Commissioners found the application was not complete, lacking details and leaving too many unanswered questions, especially on the piping and pumping of water from the well to hydrate wetland and vernal pool number two.

The pipe would meander through the property, above ground in some places and buried in others. In a discussion before the vote, commissioners expressed concern over the pipe being compromised during construction on the site.

In their decision, commissioners found the location of the pipe on the site was not clearly shown. The commission said the pipe was not shown in any site plan until Dec. 4 and not presented in a meeting until Dec. 9.

Several times reports were not submitted five days before a hearing as regulations call for, commissioners said in the resolution, adding sometimes it was a day before a hearing, not leaving sufficient time for review.

At times during the hearing, experts for the applicant complained that they were constantly asked for new information with little turnover time.

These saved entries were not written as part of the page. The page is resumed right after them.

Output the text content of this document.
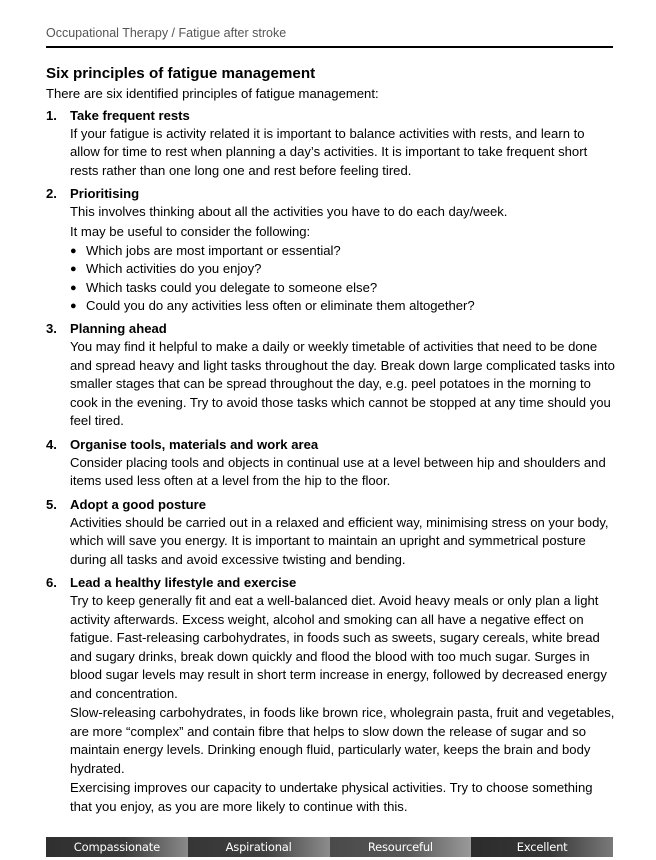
Occupational Therapy / Fatigue after stroke
Six principles of fatigue management

There are six identified principles of fatigue management:

1. Take frequent rests

If your fatigue is activity related it is important to balance activities with rests, and learn to allow for time to rest when planning a day’s activities. It is important to take frequent short rests rather than one long one and rest before feeling tired.

2. Prioritising

This involves thinking about all the activities you have to do each day/week.

It may be useful to consider the following:

● Which jobs are most important or essential?
● Which activities do you enjoy?
● Which tasks could you delegate to someone else?
● Could you do any activities less often or eliminate them altogether?
3. Planning ahead

You may find it helpful to make a daily or weekly timetable of activities that need to be done and spread heavy and light tasks throughout the day. Break down large complicated tasks into smaller stages that can be spread throughout the day, e.g. peel potatoes in the morning to cook in the evening. Try to avoid those tasks which cannot be stopped at any time should you feel tired.

4. Organise tools, materials and work area

Consider placing tools and objects in continual use at a level between hip and shoulders and items used less often at a level from the hip to the floor.

5. Adopt a good posture

Activities should be carried out in a relaxed and efficient way, minimising stress on your body, which will save you energy. It is important to maintain an upright and symmetrical posture during all tasks and avoid excessive twisting and bending.

6. Lead a healthy lifestyle and exercise

Try to keep generally fit and eat a well-balanced diet. Avoid heavy meals or only plan a light activity afterwards. Excess weight, alcohol and smoking can all have a negative effect on fatigue. Fast-releasing carbohydrates, in foods such as sweets, sugary cereals, white bread and sugary drinks, break down quickly and flood the blood with too much sugar. Surges in blood sugar levels may result in short term increase in energy, followed by decreased energy and concentration.

Slow-releasing carbohydrates, in foods like brown rice, wholegrain pasta, fruit and vegetables, are more “complex” and contain fibre that helps to slow down the release of sugar and so maintain energy levels. Drinking enough fluid, particularly water, keeps the brain and body hydrated.

Exercising improves our capacity to undertake physical activities. Try to choose something that you enjoy, as you are more likely to continue with this.

Compassionate	Aspirational	Resourceful	Excellent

The resolution went on to note two experts’ opinions that the plan to restore wetlands and hydrology for vernal two only has a 30-50 percent chance of succeeding. And that there was insufficient detail on the pipe installation and on how long it would be in use.

Commissioners expressed concern over a liner, which they found could be compromised with future development, resulting in a loss of the positive benefit to the wetlands.

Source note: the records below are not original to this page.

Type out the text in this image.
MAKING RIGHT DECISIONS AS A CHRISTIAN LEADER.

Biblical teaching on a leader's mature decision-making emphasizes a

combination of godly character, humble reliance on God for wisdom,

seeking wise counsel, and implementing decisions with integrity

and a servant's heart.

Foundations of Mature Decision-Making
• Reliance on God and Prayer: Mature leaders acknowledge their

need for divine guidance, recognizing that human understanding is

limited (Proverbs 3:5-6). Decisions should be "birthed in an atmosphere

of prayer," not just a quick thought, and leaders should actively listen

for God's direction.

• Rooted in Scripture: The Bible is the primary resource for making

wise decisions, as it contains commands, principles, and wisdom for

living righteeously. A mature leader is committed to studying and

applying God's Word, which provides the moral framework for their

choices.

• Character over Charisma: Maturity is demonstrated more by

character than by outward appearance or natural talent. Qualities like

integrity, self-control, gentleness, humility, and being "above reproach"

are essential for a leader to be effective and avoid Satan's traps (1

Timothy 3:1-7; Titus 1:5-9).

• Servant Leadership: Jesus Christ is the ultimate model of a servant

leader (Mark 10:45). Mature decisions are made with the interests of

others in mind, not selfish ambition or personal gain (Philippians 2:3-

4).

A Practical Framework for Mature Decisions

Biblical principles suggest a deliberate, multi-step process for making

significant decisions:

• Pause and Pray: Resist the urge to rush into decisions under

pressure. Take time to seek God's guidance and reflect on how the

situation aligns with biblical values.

The commission was also uncomfortable with the rehydration plan and the abundant amount of fill required. Commissioners also expressed a belief that it would take too long before positive results were evident.

The applicants estimated that 980,000 cubic yards of material would be needed to fill the massive hole left by the quarrying operation, brought in by an estimated 75,575 truck trips over a 10 year period.

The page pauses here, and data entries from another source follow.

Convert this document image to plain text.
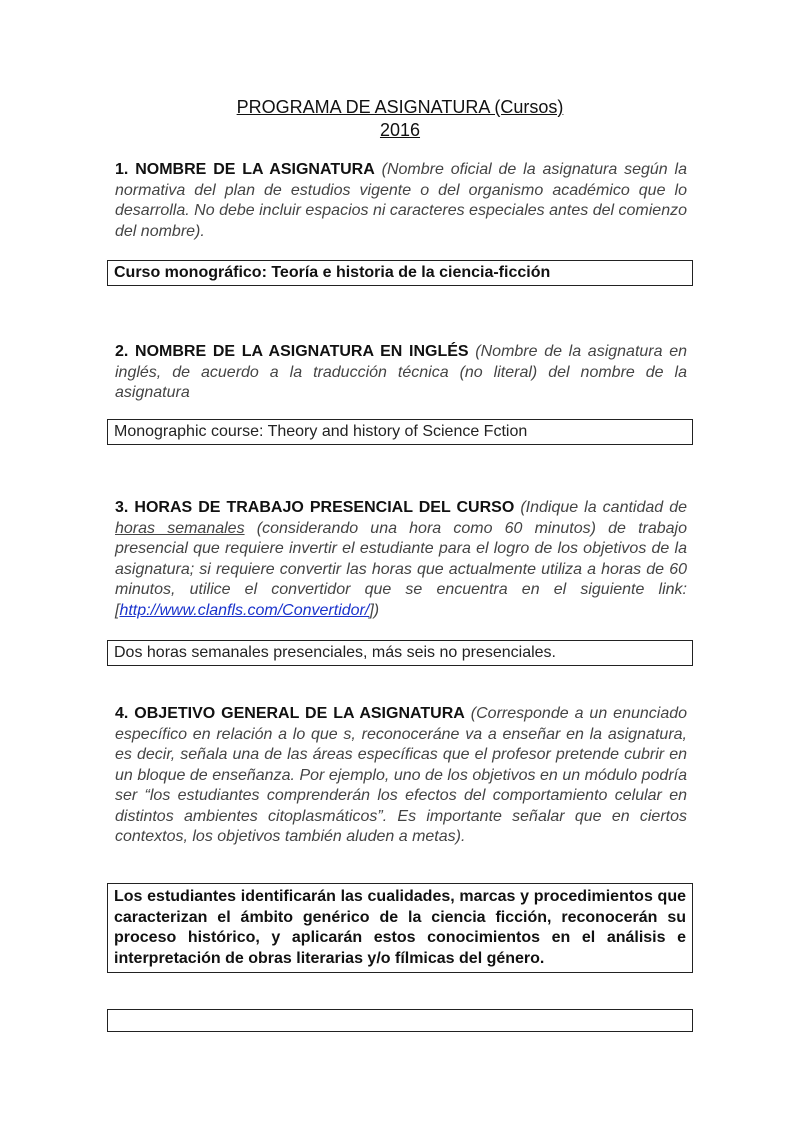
PROGRAMA DE ASIGNATURA (Cursos)
2016
1. NOMBRE DE LA ASIGNATURA (Nombre oficial de la asignatura según la normativa del plan de estudios vigente o del organismo académico que lo desarrolla. No debe incluir espacios ni caracteres especiales antes del comienzo del nombre).
Curso monográfico: Teoría e historia de la ciencia-ficción
2. NOMBRE DE LA ASIGNATURA EN INGLÉS (Nombre de la asignatura en inglés, de acuerdo a la traducción técnica (no literal) del nombre de la asignatura
Monographic course: Theory and history of Science Fction
3. HORAS DE TRABAJO PRESENCIAL DEL CURSO (Indique la cantidad de horas semanales (considerando una hora como 60 minutos) de trabajo presencial que requiere invertir el estudiante para el logro de los objetivos de la asignatura; si requiere convertir las horas que actualmente utiliza a horas de 60 minutos, utilice el convertidor que se encuentra en el siguiente link: [http://www.clanfls.com/Convertidor/])
Dos horas semanales presenciales, más seis no presenciales.
4. OBJETIVO GENERAL DE LA ASIGNATURA (Corresponde a un enunciado específico en relación a lo que s, reconoceráne va a enseñar en la asignatura, es decir, señala una de las áreas específicas que el profesor pretende cubrir en un bloque de enseñanza. Por ejemplo, uno de los objetivos en un módulo podría ser “los estudiantes comprenderán los efectos del comportamiento celular en distintos ambientes citoplasmáticos”. Es importante señalar que en ciertos contextos, los objetivos también aluden a metas).
Los estudiantes identificarán las cualidades, marcas y procedimientos que caracterizan el ámbito genérico de la ciencia ficción, reconocerán su proceso histórico, y aplicarán estos conocimientos en el análisis e interpretación de obras literarias y/o fílmicas del género.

“The commission believes prudent and feasible alternatives may exist for the remediation plan,” the resolution says.

Among the alternatives cited was the intervenor’s conceptual plan showing remediation could be completed in three years, with less fill required.

Other alternatives in the commission’s decision were:

  • Filling the hole to the elevation previously approved in the original application for Pepper Street Business Park
  • A plan requiring less fill that does not completely restore wetlands two;
  • The creation of other onsite wetlands to counteract the loss of wetlands number 2;
  • hydrate the wetlands by pumping of a bedrock well as opposed to filling a quarry;
  • A mitigation plan for 64 Cambridge Drive that takes far less time to complete with a significant chance of success;
  • For the developer to provide funding to a conservation group to perform mitigation in another area.

The commission found the use of clean process fill and rock cutting on the site should fill the quarry within five years and there should be an alternative mitigation alternative if it is not successful.

The developer had offered a conservation easement to the town as part of the application, but the commission found details were insufficient — and that was something that should have been finalized before a decision was made on the application.